What to do now (practical steps that reduce 2026 risk)
If you do nothing else before 2026 ramps up, do these five:
- Lock down identity: enforce MFA everywhere (prefer phishing-resistant methods where possible), block legacy authentication, and require strong admin controls (separate admin accounts, conditional access, least privilege).
- Harden email and payments: require out-of-band verification for all banking changes and wire requests; add “two-person rule” approvals for payments above a threshold.
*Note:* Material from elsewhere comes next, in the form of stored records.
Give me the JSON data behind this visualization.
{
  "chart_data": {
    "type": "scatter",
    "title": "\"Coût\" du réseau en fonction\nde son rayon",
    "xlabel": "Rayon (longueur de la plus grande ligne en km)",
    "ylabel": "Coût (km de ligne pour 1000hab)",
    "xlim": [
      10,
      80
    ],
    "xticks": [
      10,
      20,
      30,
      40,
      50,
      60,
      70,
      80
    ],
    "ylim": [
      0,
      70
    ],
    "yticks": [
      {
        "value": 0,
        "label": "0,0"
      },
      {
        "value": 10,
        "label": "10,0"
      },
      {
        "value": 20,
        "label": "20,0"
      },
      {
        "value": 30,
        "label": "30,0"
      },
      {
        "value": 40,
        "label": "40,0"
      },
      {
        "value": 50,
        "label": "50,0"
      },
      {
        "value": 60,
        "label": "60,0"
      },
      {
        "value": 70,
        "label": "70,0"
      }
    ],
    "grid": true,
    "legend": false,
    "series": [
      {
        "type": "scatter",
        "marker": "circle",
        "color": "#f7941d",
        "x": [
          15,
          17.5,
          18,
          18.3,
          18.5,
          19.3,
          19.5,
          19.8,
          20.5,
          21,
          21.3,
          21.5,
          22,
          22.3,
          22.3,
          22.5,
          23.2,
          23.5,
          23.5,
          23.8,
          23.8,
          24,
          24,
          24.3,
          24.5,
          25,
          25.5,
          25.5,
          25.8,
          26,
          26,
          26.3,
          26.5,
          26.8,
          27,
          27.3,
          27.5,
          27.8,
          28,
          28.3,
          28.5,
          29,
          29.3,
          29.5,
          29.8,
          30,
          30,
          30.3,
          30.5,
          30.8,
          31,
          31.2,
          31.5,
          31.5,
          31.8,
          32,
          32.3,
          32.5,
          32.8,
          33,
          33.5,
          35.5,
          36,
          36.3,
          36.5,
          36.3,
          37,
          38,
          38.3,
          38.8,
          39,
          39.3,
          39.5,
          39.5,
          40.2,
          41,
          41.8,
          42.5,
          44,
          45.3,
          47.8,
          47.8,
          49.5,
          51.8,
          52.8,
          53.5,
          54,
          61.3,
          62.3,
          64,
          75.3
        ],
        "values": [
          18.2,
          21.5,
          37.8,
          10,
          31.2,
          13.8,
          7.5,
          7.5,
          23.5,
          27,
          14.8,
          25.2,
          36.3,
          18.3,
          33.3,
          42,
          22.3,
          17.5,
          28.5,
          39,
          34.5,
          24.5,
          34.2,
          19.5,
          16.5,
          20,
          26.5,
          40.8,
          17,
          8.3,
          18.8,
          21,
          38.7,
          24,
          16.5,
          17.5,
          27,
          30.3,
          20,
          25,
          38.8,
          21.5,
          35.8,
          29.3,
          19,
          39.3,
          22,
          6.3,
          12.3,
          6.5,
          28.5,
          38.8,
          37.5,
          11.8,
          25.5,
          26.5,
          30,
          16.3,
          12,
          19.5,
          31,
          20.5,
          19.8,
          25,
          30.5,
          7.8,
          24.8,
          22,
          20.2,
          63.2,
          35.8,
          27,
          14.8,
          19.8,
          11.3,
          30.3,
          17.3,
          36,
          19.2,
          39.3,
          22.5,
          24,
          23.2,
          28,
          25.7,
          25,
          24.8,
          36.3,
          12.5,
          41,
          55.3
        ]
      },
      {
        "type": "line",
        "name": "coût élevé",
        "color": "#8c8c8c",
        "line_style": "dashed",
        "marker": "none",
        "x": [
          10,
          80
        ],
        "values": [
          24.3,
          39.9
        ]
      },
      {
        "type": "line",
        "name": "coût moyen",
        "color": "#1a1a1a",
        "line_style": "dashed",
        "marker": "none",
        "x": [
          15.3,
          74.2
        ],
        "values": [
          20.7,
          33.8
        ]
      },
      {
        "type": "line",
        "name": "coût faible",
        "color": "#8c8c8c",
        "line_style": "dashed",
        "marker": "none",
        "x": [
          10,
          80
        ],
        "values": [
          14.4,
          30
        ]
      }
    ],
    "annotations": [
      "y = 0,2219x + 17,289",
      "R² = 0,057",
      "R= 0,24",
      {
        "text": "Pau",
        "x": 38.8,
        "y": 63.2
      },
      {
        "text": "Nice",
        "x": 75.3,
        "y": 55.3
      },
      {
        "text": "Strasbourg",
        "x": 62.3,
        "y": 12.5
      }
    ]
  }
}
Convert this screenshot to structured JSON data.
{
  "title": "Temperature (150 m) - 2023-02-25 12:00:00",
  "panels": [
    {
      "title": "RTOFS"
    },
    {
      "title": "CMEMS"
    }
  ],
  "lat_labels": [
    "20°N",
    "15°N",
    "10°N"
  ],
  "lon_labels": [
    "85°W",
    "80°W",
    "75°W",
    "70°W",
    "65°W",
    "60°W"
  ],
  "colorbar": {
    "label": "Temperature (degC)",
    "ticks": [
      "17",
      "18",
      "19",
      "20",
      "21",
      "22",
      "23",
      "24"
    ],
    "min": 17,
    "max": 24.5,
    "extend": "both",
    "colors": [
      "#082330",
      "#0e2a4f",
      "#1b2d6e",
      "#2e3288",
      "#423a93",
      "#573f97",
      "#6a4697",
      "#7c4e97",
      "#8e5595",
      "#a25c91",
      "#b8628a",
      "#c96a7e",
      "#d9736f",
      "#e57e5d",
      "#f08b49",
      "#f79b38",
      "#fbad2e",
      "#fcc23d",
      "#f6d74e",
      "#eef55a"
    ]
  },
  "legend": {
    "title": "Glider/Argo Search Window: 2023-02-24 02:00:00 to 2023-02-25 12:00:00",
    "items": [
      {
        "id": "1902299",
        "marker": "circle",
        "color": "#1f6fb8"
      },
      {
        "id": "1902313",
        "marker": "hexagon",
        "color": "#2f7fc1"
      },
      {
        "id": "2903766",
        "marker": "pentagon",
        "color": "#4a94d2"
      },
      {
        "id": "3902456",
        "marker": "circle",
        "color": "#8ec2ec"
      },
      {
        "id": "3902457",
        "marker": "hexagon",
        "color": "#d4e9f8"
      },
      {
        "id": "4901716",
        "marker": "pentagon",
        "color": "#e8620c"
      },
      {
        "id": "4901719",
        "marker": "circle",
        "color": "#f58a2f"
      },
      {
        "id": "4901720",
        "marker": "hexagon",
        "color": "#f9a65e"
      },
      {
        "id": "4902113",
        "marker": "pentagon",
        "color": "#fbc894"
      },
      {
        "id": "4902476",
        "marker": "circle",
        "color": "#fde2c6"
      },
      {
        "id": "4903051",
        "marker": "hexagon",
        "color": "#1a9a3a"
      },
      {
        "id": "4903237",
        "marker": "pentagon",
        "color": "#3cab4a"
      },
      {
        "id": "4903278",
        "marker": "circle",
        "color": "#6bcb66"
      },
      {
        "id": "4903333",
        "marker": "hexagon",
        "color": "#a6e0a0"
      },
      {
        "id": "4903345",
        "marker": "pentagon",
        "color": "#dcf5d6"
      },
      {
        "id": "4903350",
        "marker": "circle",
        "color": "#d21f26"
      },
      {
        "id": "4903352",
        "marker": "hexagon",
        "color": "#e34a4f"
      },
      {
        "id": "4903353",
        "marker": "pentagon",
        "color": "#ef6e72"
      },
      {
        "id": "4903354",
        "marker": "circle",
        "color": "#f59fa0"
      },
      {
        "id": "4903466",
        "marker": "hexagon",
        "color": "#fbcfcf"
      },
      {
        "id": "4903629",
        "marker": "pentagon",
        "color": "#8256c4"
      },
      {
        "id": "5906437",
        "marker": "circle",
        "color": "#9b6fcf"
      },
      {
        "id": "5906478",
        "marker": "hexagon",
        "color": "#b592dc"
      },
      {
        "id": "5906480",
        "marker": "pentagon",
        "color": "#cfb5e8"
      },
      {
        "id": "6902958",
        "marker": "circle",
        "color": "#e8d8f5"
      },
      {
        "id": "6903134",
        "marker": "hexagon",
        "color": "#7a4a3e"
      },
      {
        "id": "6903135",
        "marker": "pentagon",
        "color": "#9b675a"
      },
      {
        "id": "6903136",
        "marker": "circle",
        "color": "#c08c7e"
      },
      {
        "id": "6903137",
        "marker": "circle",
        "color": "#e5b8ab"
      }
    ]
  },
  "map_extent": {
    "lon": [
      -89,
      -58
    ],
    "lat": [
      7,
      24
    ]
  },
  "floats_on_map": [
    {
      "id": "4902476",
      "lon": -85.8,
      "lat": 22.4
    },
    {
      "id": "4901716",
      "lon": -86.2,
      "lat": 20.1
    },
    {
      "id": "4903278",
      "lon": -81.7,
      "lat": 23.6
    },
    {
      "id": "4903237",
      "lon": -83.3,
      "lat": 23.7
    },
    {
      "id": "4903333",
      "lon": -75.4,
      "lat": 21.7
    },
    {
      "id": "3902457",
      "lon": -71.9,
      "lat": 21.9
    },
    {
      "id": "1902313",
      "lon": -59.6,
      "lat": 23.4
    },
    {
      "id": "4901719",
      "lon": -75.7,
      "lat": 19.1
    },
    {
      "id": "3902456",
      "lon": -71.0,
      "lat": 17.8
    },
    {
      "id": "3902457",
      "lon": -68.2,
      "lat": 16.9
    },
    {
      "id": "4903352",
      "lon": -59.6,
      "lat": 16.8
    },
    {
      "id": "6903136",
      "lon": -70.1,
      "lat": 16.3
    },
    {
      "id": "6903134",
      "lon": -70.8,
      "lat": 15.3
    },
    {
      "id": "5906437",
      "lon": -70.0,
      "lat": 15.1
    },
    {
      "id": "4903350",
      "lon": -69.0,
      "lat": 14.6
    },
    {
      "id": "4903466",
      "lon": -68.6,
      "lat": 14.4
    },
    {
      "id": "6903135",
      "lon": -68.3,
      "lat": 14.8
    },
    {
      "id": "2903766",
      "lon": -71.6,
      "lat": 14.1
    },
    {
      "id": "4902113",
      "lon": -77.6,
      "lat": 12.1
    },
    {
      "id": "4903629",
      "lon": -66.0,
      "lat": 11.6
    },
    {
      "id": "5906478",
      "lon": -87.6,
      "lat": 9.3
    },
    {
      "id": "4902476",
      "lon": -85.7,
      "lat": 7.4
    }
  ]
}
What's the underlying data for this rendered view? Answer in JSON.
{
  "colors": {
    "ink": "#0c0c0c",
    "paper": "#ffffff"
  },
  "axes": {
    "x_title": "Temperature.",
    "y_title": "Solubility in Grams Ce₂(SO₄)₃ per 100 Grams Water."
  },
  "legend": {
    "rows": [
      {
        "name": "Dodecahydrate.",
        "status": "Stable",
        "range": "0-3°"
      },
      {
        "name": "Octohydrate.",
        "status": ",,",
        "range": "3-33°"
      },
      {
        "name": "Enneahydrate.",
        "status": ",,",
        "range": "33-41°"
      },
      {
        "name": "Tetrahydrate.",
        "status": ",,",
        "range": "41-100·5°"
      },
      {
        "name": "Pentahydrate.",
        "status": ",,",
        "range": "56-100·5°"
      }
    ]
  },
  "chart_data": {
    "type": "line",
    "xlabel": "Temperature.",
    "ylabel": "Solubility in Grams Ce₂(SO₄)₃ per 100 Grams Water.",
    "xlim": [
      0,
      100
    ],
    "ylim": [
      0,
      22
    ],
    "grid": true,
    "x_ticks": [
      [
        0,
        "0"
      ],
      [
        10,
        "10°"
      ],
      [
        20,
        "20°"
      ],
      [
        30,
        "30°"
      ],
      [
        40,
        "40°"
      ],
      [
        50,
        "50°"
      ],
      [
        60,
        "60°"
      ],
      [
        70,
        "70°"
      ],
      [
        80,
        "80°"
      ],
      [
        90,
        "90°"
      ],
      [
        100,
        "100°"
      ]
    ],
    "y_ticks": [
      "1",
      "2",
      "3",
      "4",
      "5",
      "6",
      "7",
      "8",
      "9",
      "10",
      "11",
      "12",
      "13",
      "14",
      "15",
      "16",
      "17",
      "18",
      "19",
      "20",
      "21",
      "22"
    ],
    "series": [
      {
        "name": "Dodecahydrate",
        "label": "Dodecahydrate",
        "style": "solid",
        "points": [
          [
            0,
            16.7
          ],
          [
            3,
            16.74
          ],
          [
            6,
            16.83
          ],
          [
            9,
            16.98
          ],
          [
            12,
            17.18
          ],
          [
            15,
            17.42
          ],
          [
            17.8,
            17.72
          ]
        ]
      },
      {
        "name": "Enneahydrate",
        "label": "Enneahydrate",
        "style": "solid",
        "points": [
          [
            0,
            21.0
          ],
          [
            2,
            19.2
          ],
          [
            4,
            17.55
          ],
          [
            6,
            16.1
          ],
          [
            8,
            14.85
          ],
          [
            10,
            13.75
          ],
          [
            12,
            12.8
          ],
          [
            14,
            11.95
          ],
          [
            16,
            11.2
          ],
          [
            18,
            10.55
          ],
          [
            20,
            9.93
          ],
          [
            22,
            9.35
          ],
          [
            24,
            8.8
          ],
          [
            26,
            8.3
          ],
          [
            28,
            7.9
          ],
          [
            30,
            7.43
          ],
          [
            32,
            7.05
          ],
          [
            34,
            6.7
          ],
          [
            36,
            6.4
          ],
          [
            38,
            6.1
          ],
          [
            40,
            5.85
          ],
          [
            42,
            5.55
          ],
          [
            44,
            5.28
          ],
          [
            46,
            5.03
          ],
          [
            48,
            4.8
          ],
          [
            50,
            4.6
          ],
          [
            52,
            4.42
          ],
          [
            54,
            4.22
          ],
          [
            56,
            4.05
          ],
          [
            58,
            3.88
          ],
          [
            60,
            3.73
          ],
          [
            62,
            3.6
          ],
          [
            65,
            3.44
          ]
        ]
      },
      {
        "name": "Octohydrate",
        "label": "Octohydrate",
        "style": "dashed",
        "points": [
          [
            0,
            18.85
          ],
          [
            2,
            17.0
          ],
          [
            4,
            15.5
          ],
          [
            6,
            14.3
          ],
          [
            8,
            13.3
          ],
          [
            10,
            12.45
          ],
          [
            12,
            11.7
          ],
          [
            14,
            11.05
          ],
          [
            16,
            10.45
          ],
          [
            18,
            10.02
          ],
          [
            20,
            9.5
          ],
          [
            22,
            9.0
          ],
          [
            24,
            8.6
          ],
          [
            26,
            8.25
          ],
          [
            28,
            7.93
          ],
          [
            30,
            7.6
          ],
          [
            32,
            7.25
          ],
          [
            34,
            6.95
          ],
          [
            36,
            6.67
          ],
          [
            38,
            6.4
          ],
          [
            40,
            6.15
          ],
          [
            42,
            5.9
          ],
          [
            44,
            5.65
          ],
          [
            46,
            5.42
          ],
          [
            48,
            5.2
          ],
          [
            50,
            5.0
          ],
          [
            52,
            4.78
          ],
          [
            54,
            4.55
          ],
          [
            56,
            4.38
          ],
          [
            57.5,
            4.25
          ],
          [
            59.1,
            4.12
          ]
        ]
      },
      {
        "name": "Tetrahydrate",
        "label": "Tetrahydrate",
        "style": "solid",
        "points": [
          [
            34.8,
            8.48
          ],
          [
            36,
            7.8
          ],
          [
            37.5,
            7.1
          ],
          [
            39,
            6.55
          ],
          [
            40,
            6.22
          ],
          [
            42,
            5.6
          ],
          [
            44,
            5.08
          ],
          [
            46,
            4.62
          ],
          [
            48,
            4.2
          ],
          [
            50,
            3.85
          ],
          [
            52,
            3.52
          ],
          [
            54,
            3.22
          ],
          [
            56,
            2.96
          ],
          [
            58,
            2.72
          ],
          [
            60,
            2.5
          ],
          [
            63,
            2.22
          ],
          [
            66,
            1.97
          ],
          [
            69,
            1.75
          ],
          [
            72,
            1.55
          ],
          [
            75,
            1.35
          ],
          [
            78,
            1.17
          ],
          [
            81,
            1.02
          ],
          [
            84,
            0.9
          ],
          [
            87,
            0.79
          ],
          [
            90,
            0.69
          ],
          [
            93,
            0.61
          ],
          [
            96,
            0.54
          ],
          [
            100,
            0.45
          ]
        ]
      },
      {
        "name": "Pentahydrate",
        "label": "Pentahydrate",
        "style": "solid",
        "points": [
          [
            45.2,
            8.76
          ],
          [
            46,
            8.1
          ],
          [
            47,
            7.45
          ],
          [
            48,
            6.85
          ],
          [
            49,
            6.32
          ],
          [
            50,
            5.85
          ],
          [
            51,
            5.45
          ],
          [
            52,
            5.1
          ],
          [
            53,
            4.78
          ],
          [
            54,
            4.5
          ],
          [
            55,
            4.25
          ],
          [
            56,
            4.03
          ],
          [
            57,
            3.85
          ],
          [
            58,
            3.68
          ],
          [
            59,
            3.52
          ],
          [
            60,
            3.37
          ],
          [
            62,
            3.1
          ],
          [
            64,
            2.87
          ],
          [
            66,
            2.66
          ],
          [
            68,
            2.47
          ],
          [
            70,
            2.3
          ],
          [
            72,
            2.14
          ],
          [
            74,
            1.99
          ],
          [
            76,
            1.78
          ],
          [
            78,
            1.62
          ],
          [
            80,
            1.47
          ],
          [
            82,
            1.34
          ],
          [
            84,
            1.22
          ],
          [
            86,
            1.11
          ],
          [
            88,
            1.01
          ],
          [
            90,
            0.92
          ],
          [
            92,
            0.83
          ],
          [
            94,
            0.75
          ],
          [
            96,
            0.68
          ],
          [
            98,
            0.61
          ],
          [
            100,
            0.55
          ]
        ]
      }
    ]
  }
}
- Backups that actually work: immutable/offline backups, tested restores, and restricted access to backup consoles.
- Reduce blast radius: segment key systems, remove local admin rights, and limit vendor remote access to specific times and systems.
- Train for the new reality: run short, scenario-based drills on deepfake/voice scams, invoice fraud, QR phishing, and “IT chat” impersonation. CISA specifically emphasizes practical planning and readiness for small organizations facing ransomware and related incidents.
In 2026, the most significant shift is that attackers will be more convincing, more automated, and more focused on identity, extortion, and business processes—not just “malware.” For small businesses and local governments, the goal isn’t perfection. It’s resilience: making attacks more challenging to pull off, limiting the damage when something gets through, and restoring services quickly when it matters most.